Occasionally when a couple in Virginia divorces they will agree to sell their family home and divide the proceeds. However, it is often the case that one spouse will keep the family home, especially if the couple has children living there. When this happens, couples will need to decide how to handle the mortgage once their divorce is complete.
One option is to keep the original mortgage as held by both spouses jointly, even though only one of the spouses is living in the home. This might work out for couples who trust each other despite their divorce. However, there are risks. If the spouse living in the home misses a mortgage payment, the other spouse could be held responsible for the payment, and the missing payment could affect both spouses’ credit — even that of the spouse who doesn’t live in the home.

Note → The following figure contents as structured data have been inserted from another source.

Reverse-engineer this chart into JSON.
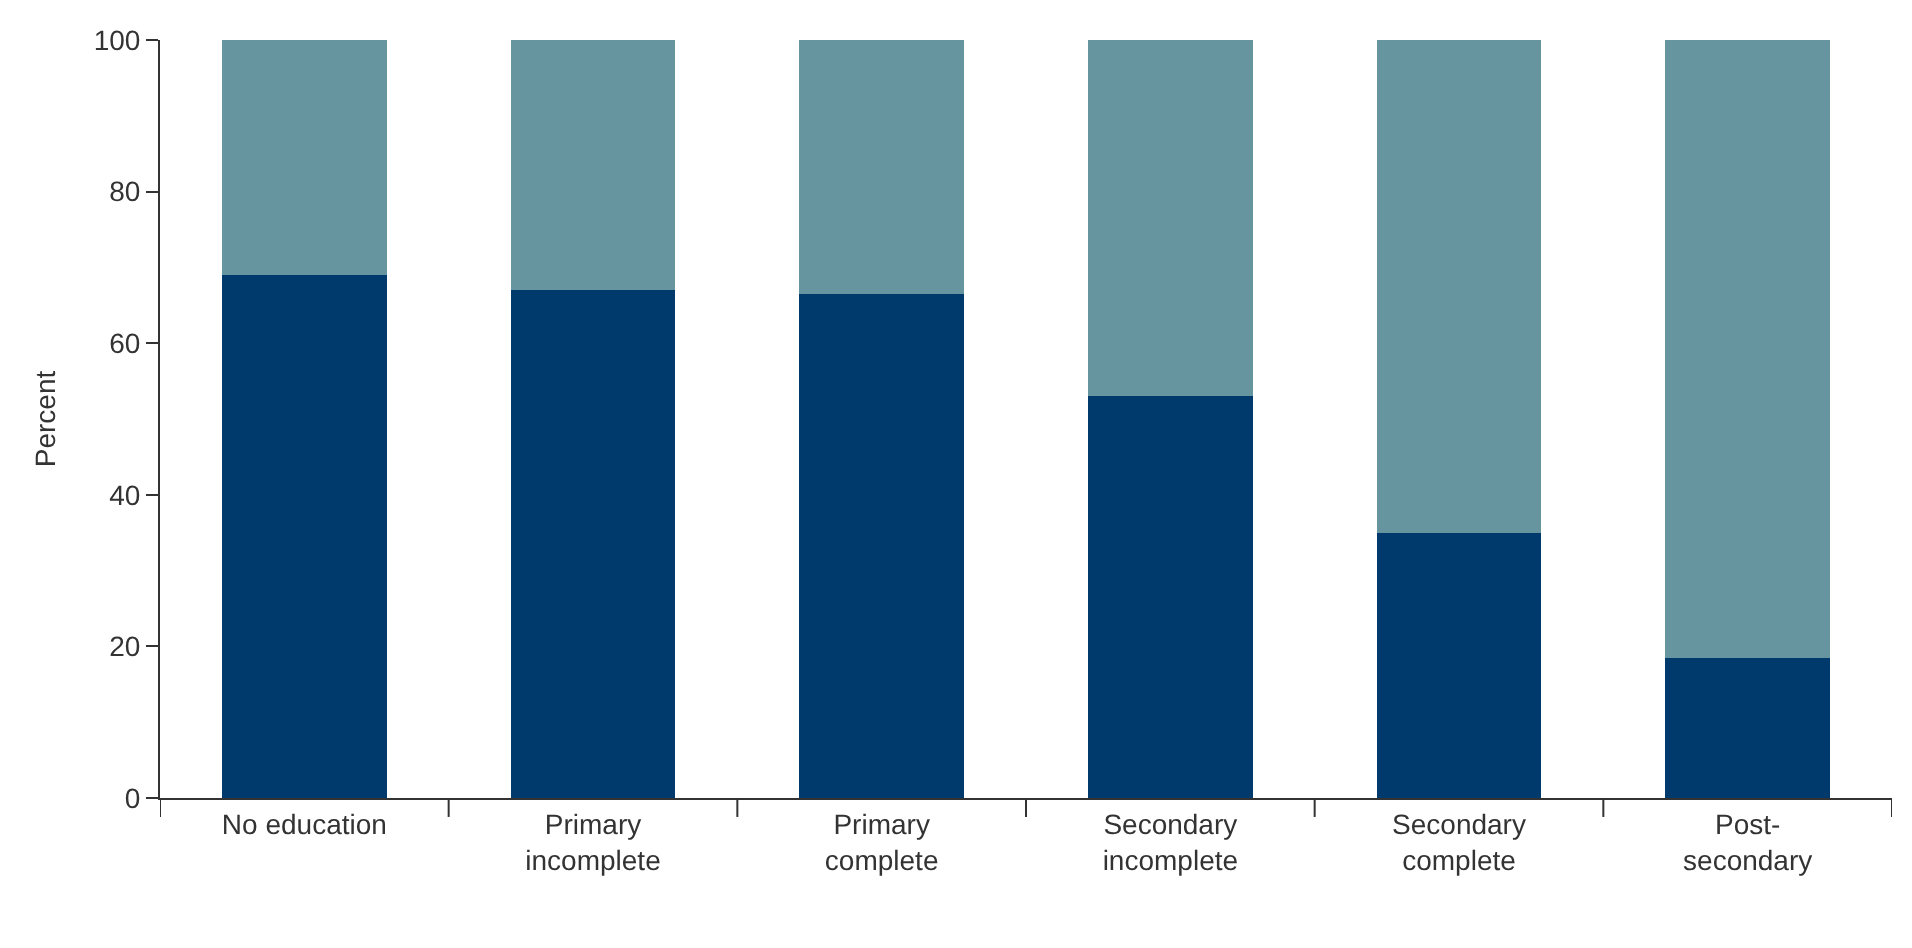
{
  "chart_data": {
    "type": "bar",
    "stacked": true,
    "ylabel": "Percent",
    "categories": [
      "No education",
      "Primary\nincomplete",
      "Primary\ncomplete",
      "Secondary\nincomplete",
      "Secondary\ncomplete",
      "Post-\nsecondary"
    ],
    "series": [
      {
        "color": "#003a6c",
        "values": [
          69,
          67,
          66.5,
          53,
          35,
          18.5
        ]
      },
      {
        "color": "#66949f",
        "values": [
          31,
          33,
          33.5,
          47,
          65,
          81.5
        ]
      }
    ],
    "ylim": [
      0,
      100
    ],
    "yticks": [
      0,
      20,
      40,
      60,
      80,
      100
    ]
  }
}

Because the spouse who does not keep the home in the property division process generally does not want to be responsible for paying the mortgage, refinancing might be a good option. The party keeping the marital home will refinance the mortgage in his or her name only. Doing so means that the party who does not keep the home is no longer responsible for paying the mortgage.
Finally, sometimes it is possible for the parties to assume the loan. When a loan is assumed, the spouse who is not awarded the family home will have his or her name removed from the mortgage, but the spouse who is retaining the family home will not have to refinance. Doing so might be good if the current mortgage has a good interest rate. However, there are assumption fees to be paid, and not all mortgages can be assumed, especially those issued after 2008. Also, the spouse whose name is staying on the mortgage will need to provide documentation that he or she can afford to pay the mortgage on his or her own.
As this shows, couples have options when it comes to the mortgage post-divorce. These options should be considered during the property division process, so that a fair and appropriate result can be reached.